The draft amendment was one of the recommendations made by the interagency Nuclear Fuel Working Group to address concern in Washington that the United States has ceded its global leadership in nuclear technology, and to boost domestic nuclear power producers and uranium miners suffering from a lack of investment.

The amendment would let U.S. companies that have existing uranium purchase contracts with Russia keep them in tact.

One U.S. uranium miner said that by allowing for the “grandfathering” of those contracts, the amendment may not help the struggling industry in the short term.

” will actually result in Russian uranium imports into the U.S. increasing during the next three years, before decreasing in the mid 2020s,” said Mark Chalmers, chief executive of Energy Fuels.

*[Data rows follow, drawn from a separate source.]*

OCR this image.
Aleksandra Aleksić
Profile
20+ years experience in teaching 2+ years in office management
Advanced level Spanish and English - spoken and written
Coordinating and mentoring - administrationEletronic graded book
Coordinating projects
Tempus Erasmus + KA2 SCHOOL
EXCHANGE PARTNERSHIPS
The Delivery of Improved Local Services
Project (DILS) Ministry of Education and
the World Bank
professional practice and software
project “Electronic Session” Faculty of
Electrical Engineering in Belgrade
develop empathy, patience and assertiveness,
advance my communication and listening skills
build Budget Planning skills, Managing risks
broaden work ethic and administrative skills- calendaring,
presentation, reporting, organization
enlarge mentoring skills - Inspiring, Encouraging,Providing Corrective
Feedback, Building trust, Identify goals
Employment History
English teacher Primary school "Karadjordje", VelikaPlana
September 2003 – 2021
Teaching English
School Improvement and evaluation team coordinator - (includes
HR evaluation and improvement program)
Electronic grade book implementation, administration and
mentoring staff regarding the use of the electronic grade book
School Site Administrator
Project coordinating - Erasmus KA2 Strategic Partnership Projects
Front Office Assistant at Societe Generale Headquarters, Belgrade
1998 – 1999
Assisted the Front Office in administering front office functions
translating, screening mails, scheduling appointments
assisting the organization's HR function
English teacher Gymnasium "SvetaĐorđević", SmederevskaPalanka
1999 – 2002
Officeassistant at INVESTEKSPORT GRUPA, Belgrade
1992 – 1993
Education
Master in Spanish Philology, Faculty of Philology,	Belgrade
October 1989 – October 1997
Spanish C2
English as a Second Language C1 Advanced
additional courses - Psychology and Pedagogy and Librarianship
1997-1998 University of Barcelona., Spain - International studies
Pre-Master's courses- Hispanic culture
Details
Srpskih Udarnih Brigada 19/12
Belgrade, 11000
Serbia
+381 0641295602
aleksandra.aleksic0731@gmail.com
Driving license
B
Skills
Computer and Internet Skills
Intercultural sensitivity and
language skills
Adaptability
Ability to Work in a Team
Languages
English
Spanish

He said that a more effective measure for the industry would be to set up a federal Strategic Uranium Reserve, another recommendation of the nuclear fuel working group.

U.S. President Donald Trump created the working group last July after rejecting a request by Energy Fuels and Ur-Energy Inc , seeking quotas for domestic uranium production to protect them against foreign competition.